Though everyone from Robbie Williams to Rod Stewart to Harry Connick Jr has by now made a crooner album tapping Rat Pack-friendly material, the best medium for exploring this legacy is undoubtedly musical theatre. The natural theatricality of the original Rat Pack's Vegas shows and the films Sinatra, Martin and Davis Jr went on to star in together (such as Ocean's 11 and Sergeants 3) all point to this.
When the Dubai Opera welcomes The Definitive Rat Pack show on July 3 and 4, it will be playing host to a production that had its premiere in London's West End in 2003, and had further acclaimed runs there in 2009, 2011 and 2017. The show was nominated for an Olivier Award and went on to tour Europe and the US. To date, the production has been seen by more than 10 million people.
Stephen Triffitt, Mark Adams and George Daniel Long – the three British performers who respectively play Sinatra, Martin and Davis Jr – have by now spent a considerable chunk of their lives playing their alter egos. They are reportedly as close as one can get to the original Rat Pack without use of a time machine.
When David and Victoria Beckham wanted a headline act for their sons' christenings at "Beckenham Palace", they booked Triffitt in full Sinatra mode, while, as Dean Martin, Adams has played the Royal Albert Hall, as well as Upton Park football ground in London in front of 34,000 appreciative West Ham United fans. Long, meanwhile, has been described by The Daily Mail as "an uncannily convincing Sammy Davis Jr".

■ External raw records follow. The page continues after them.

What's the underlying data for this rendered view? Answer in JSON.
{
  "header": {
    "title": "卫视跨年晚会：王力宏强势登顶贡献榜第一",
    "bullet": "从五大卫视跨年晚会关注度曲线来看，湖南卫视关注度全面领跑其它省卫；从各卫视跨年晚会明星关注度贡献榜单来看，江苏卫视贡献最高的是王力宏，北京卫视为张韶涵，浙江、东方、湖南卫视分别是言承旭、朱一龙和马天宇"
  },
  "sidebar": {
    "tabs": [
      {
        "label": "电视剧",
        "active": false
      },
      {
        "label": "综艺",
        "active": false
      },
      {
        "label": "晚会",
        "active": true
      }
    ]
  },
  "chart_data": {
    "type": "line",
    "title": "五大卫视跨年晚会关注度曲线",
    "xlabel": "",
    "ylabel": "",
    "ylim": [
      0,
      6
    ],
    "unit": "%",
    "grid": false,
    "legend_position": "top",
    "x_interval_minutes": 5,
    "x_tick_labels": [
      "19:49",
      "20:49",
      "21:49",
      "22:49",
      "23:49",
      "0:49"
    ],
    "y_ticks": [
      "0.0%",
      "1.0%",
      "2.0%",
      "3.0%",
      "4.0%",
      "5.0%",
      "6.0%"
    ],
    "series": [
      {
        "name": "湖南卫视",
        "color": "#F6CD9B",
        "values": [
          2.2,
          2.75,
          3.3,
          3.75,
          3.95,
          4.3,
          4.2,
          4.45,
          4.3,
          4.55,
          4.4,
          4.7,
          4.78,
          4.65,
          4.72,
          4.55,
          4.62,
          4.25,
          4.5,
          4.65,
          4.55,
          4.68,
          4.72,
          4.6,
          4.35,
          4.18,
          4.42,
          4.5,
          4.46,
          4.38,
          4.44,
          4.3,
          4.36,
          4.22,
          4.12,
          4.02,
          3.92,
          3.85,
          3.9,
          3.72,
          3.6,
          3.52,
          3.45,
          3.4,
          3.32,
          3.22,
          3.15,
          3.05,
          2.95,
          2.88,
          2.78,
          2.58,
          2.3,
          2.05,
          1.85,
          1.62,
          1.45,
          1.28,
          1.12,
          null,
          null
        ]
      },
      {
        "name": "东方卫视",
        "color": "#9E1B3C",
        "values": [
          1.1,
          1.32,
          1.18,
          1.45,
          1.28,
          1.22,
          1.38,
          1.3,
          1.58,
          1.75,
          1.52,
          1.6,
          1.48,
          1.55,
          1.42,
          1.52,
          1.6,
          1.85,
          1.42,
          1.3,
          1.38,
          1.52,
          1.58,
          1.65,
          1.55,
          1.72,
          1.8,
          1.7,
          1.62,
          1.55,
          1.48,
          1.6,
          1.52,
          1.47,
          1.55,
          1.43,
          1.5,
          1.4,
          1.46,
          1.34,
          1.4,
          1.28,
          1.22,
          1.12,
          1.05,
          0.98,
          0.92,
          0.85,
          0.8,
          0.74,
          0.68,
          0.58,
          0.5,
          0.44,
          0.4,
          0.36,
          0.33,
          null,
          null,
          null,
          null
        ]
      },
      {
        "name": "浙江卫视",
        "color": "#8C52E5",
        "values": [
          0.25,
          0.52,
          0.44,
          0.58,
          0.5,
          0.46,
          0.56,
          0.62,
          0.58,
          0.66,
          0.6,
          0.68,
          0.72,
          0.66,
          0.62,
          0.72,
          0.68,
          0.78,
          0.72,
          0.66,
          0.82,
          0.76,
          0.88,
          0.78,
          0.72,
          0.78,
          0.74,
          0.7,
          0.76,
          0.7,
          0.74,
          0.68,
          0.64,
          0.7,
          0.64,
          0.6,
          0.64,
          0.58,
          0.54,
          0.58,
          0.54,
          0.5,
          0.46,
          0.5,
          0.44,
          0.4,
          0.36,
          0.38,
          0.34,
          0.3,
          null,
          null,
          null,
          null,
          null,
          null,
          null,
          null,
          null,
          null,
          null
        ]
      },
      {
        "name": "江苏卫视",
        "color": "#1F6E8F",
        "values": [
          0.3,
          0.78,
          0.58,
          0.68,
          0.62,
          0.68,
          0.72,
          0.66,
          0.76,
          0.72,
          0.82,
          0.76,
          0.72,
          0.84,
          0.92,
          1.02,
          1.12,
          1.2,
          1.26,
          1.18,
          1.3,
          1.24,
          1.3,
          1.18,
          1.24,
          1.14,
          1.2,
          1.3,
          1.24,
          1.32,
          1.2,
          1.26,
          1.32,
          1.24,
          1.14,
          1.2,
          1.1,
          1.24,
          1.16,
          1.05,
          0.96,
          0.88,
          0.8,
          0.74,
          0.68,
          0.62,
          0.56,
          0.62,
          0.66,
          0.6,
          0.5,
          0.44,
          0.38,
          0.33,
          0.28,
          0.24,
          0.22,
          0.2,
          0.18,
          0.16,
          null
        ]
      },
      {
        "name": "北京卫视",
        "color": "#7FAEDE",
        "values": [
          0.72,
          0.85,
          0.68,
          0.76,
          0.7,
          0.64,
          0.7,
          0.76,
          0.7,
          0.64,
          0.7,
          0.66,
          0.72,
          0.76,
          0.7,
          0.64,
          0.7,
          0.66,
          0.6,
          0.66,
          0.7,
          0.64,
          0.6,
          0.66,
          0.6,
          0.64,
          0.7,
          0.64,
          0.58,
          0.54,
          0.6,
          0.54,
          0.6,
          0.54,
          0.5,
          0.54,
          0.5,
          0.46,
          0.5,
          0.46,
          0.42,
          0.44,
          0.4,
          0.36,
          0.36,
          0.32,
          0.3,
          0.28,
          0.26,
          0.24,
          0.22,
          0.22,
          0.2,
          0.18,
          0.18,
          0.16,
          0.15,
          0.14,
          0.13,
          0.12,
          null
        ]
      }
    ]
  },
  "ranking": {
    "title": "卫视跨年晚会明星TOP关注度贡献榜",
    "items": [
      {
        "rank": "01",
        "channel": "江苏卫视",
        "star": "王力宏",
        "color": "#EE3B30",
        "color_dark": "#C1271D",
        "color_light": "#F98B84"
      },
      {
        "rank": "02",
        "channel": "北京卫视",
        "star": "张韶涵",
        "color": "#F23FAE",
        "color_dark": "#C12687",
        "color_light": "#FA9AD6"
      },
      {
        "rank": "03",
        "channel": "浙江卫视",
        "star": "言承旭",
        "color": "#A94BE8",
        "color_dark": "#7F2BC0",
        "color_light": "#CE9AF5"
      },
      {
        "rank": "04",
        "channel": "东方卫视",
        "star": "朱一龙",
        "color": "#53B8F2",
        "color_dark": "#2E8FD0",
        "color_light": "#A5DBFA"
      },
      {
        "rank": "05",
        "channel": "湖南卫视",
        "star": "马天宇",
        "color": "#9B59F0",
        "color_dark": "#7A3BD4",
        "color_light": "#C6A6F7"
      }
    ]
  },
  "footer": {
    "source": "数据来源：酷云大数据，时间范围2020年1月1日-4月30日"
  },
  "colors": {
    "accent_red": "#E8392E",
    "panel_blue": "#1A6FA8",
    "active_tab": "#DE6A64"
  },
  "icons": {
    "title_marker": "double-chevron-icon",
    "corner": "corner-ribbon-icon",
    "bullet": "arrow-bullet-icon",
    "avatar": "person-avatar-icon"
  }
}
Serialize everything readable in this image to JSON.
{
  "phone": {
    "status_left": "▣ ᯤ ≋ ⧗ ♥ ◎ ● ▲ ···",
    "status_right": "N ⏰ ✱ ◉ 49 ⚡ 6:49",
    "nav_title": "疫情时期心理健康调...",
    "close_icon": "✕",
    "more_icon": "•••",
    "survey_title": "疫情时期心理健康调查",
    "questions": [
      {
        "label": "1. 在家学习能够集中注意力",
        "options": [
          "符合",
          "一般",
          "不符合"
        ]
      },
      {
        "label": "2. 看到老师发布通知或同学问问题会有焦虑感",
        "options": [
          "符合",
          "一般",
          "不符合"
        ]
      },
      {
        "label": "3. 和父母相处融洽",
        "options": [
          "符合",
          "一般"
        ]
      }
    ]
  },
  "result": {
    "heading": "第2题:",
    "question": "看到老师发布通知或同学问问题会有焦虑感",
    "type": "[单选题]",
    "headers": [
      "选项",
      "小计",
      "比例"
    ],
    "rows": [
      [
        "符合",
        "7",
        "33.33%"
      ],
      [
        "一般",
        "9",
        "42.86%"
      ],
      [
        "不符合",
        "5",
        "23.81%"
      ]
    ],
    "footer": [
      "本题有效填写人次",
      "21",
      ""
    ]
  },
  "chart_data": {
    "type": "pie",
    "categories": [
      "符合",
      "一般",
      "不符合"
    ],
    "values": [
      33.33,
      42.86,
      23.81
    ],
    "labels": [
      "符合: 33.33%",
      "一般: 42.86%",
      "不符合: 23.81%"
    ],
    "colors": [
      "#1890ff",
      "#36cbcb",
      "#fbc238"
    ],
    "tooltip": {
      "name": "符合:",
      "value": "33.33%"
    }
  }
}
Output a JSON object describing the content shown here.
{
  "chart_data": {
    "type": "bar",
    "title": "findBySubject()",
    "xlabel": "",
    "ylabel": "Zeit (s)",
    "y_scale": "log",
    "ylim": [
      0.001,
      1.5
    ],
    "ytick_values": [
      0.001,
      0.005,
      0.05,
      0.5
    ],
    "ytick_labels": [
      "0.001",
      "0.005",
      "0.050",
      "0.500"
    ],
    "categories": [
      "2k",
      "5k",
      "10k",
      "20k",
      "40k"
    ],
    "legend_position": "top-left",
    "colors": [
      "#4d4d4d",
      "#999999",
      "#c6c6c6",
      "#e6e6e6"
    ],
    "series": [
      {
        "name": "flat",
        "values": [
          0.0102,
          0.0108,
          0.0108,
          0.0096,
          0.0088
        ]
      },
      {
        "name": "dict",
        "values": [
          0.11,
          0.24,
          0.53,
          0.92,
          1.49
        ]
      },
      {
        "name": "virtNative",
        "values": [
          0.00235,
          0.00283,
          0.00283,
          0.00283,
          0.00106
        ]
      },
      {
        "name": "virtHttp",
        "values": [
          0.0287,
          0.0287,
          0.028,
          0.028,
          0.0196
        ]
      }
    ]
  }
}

HBO's 1998 TV film drama The Rat Pack explored the original tight-knit unit's highs and lows, its triumphs and its dark side. There was a lot of politics behind the music, and the film explores Sinatra's knotty relationship with John F Kennedy, the controversy surrounding Davis Jr's interracial marriage with Swedish-born actress May Britt, and plenty more besides.
Such details only increase the potency of The Rat Pack's music, which was often an incredibly joyous thing despite all the background tensions. That's perhaps what you should hold onto this week when Triffitt, Adams and Long perform such classics as Come Fly with Me, That's Amore, and New York, New York.